Angled Gourd Stir-Fry



Like many Thai people who have coconut, mango, or banana trees in their homes, both sets of my grandparents had lots of fruit trees in their homes. Their herb gardens also grew all year round with various herbs sprouting new leaves ready to be picked every week. Once in a while — just for kicks — we even grew some vegetables that we could have easily obtained from the market.

Angled gourds were among those vegetables. When some gourds were ripe for the picking, we would make this and serve it as part of dinner.

Angled Gourd Stir-Fry (ผัดบวบ) with Shrimp and Eggs
Serves 4
Printable Version

2 lbs angled gourds, peeled and roll-cut (see instructions here)
1/2 large shrimp, peeled and deveined
3 large eggs, lightly beaten
2 large cloves garlic, minced
2 tablespoon vegetable oil
1 teaspoon of chicken bouillon granules (optional)
Fish sauce, to taste
A tiny pinch of ground white pepper

  • In a wok, over medium heat, fry the minced garlic in vegetable oil just until it becomes fragrant.
  • Add the gourds, chicken bouillon granules (if used), and about 1/2 tablespoon of fish sauce.

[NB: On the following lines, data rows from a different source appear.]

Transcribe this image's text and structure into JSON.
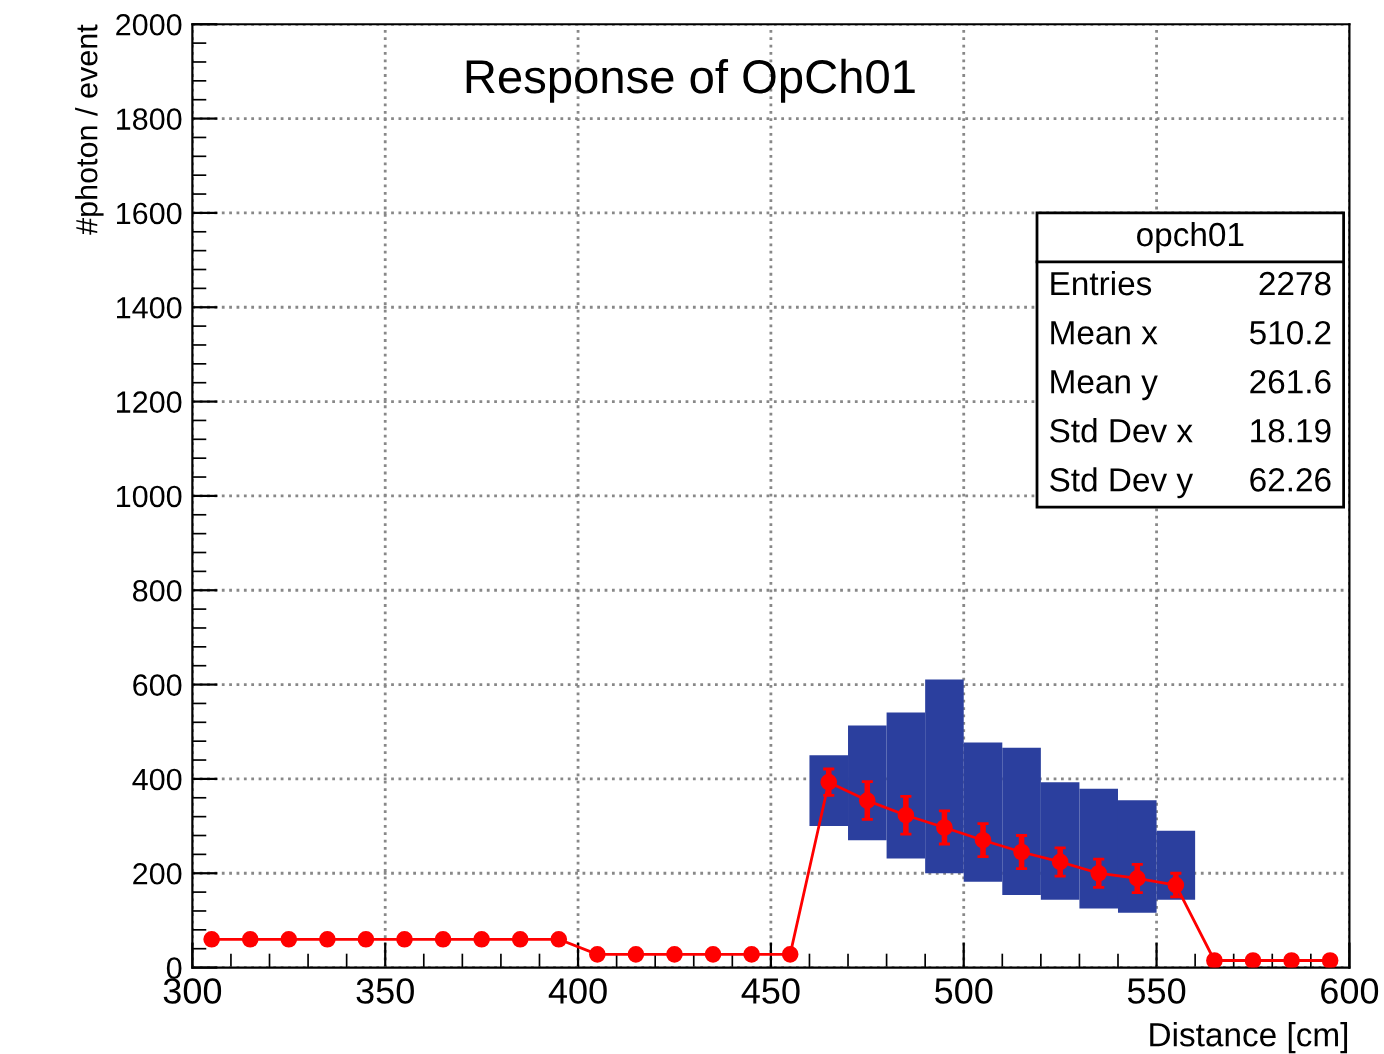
{
  "chart_data": {
    "type": "line",
    "title": "Response of OpCh01",
    "xlabel": "Distance [cm]",
    "ylabel": "#photon / event",
    "xlim": [
      300,
      600
    ],
    "xticks": [
      300,
      350,
      400,
      450,
      500,
      550,
      600
    ],
    "ylim": [
      0,
      2000
    ],
    "yticks": [
      0,
      200,
      400,
      600,
      800,
      1000,
      1200,
      1400,
      1600,
      1800,
      2000
    ],
    "grid": true,
    "series": [
      {
        "type": "bar",
        "color": "#2b3f9e",
        "x": [
          465,
          475,
          485,
          495,
          505,
          515,
          525,
          535,
          545,
          555
        ],
        "base": [
          300,
          270,
          231,
          200,
          182,
          154,
          144,
          125,
          116,
          144
        ],
        "values": [
          150,
          243,
          310,
          411,
          295,
          312,
          249,
          254,
          239,
          146
        ]
      },
      {
        "color": "#ff0000",
        "marker": "circle",
        "x": [
          305,
          315,
          325,
          335,
          345,
          355,
          365,
          375,
          385,
          395,
          405,
          415,
          425,
          435,
          445,
          455,
          465,
          475,
          485,
          495,
          505,
          515,
          525,
          535,
          545,
          555,
          565,
          575,
          585,
          595
        ],
        "values": [
          60,
          60,
          60,
          60,
          60,
          60,
          60,
          60,
          60,
          60,
          28,
          28,
          28,
          28,
          28,
          28,
          393,
          354,
          323,
          297,
          270,
          245,
          224,
          200,
          189,
          175,
          15,
          15,
          15,
          15
        ],
        "errors": [
          8,
          8,
          8,
          8,
          8,
          8,
          8,
          8,
          8,
          8,
          5,
          5,
          5,
          5,
          5,
          5,
          28,
          40,
          40,
          35,
          35,
          35,
          30,
          30,
          30,
          25,
          3,
          3,
          3,
          3
        ]
      }
    ],
    "annotations": [
      "opch01",
      "Entries",
      "2278",
      "Mean x",
      "510.2",
      "Mean y",
      "261.6",
      "Std Dev x",
      "18.19",
      "Std Dev y",
      "62.26"
    ]
  }
}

Cook, covered, for about a minute just to soften the gourds somewhat.
  • Add the eggs and the shrimp to the wok. Crank up the heat to medium-high. Stir. Cover for about a minute or until the shrimp is cooked.
  • Do a taste test. Add more fish sauce, if necessary.
  • Sprinkle a pinch of ground white pepper on top. Serve with steamed jasmine rice.
  • 6 Responses to Angled Gourd Stir-Fry

    1. Angry Asian March 18, 2011 at 3:33 pm #

      what is the taste like? when i read the word GOURD, i think bitterness, as in the bitter melon/gourd…

    2. Leela March 18, 2011 at 3:48 pm #

      AA – Sweet and mild. The texture is soft, but not mushy or fibrous. And if you leave some of the skin on, you get a bit of crunch too. Nothing like bitter melon at all.

    3. LimeCake March 19, 2011 at 12:15 am #

      I love dishes like this. They remind me of home. Don’t think I’ve ever tried angled gourd but I’m certainly keep an eye out for it the next time I’m in Thai town.

    4. lisaiscooking March 19, 2011 at 1:35 pm #

      I wish I could grow more edible things in my own yard. Herbs do well, but I don’t have much success with vegetables. This dish looks like a perfect, simple mix of flavors. It makes me want to try an angled gourd, and the egg and shrimp look fantastic!

    5. Dan Dowling March 26, 2011 at 8:48 pm #

      This dish reminds me of one I had with winter melon, shrimp and egg. Absolutely loved that dish. Is the angle gourd similar in texture to winter melon Leela?

    6. Leela March 26, 2011 at 9:01 pm #

      Dan – Not at all. Angled gourds are spongy which allow them to soak up and retain the delicious juices very well.